This is quite simple but may at first be confusing for MGA owners and mechanics. Notice the picture of the back end of the vacuum regulated turn signal switch for the MGA (and some other cars of the era). The terminal designations molded into the housing are "F", "L", and "R".

For the MGA 1500 the "F" can mean Flasher. For the MGA 1600 the "F" can mean Fuse. This is the power input terminal for the switch. The "L" and "R" terminals would seem to be labeled for Left and Right turn signals, but for the MGA this is backward, where "L" is connected to operate the Right turn signal and "R" is connected to operate the Left turn signal.

This seemingly odd terminal labeling likely originated with an earlier application where the manual input knob, shaped like a single wing, was installed with the wing oriented upward from the shaft. Then when you push it toward the left the shaft would rotate anti-clockwise, and toward the right would rotate clockwise. That is the direction of rotation required for these terminal designations to make sense.

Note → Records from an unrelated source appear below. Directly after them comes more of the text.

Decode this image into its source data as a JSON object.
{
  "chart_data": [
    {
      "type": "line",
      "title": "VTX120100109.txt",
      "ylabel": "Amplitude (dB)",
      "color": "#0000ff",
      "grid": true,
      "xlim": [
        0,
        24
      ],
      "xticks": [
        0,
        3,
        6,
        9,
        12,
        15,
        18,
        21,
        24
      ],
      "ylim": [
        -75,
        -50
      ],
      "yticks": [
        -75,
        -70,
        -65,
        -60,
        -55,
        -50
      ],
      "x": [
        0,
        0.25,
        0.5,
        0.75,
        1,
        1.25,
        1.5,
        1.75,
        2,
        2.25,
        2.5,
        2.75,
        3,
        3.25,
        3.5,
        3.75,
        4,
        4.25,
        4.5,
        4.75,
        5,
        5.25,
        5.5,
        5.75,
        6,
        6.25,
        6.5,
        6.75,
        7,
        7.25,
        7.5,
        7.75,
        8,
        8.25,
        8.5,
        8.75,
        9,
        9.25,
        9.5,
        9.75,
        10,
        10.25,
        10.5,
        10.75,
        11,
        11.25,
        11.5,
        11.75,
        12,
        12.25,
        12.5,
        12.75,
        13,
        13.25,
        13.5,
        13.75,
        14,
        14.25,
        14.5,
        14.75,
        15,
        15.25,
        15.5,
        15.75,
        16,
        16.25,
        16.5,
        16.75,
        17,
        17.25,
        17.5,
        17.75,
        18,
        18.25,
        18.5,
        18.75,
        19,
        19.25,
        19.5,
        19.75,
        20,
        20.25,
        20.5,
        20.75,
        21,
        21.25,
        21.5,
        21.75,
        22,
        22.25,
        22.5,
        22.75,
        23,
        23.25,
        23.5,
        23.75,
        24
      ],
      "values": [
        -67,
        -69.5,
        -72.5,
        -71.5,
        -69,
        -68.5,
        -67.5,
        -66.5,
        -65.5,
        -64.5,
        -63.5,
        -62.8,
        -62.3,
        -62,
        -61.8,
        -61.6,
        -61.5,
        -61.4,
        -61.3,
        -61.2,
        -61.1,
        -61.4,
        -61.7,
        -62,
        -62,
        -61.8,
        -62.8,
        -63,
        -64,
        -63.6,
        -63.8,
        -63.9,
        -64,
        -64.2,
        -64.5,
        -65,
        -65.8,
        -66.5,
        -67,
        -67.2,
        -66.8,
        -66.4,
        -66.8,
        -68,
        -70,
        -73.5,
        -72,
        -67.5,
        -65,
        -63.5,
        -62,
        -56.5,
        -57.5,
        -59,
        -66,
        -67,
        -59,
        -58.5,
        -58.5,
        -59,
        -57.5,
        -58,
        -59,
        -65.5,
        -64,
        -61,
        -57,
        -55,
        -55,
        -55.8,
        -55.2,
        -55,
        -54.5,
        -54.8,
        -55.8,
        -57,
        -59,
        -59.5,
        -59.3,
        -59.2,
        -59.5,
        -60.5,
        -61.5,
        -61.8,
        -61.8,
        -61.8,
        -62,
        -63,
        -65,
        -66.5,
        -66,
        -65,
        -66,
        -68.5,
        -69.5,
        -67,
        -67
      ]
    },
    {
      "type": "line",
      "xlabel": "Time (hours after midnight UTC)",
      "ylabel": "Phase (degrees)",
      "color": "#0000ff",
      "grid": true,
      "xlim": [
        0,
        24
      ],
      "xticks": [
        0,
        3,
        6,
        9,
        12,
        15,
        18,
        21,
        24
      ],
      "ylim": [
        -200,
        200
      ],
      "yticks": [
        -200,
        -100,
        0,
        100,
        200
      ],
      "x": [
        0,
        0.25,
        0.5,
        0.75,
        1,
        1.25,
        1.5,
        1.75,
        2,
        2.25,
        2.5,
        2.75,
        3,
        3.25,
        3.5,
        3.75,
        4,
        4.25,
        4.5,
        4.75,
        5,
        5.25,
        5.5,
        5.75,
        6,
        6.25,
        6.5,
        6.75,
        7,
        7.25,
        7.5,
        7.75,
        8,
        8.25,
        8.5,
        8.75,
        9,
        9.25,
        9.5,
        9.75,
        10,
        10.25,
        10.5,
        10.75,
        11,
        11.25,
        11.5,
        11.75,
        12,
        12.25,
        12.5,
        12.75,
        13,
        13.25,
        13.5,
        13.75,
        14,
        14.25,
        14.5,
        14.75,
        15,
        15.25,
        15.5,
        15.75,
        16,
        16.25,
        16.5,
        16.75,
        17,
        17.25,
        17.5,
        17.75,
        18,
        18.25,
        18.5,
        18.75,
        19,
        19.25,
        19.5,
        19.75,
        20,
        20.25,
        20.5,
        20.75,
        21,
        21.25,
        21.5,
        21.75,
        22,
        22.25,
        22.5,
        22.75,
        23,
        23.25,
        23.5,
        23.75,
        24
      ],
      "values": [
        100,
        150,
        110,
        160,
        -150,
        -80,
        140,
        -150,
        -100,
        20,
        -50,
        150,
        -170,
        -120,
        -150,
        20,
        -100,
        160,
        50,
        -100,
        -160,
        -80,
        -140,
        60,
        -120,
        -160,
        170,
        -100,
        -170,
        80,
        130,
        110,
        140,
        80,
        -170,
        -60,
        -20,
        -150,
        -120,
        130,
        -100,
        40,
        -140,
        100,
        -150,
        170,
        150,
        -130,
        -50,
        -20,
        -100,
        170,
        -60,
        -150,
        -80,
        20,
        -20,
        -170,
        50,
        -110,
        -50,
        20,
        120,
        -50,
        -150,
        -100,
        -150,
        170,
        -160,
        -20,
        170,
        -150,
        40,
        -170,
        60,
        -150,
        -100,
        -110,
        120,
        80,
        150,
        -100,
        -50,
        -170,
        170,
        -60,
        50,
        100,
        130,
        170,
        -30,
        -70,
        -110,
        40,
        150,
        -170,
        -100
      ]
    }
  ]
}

As this switch is installed in the MGA, the wing on the knob hangs downward. Pushing it to the left makes the shaft rotate clockwise, and to the right rotates anti-clockwise. This means you have to hook up the Left turn signal wire to the "R" terminal, and the Right turn signal wire to the "L" terminal. If your MGA turn signals seem to work backward, this is likely the problem and the fix. When in doubt, use a test light or ohm meter to check continuity for the switch terminals when you operate the input knob. Also pay attention to the color coding on the wires.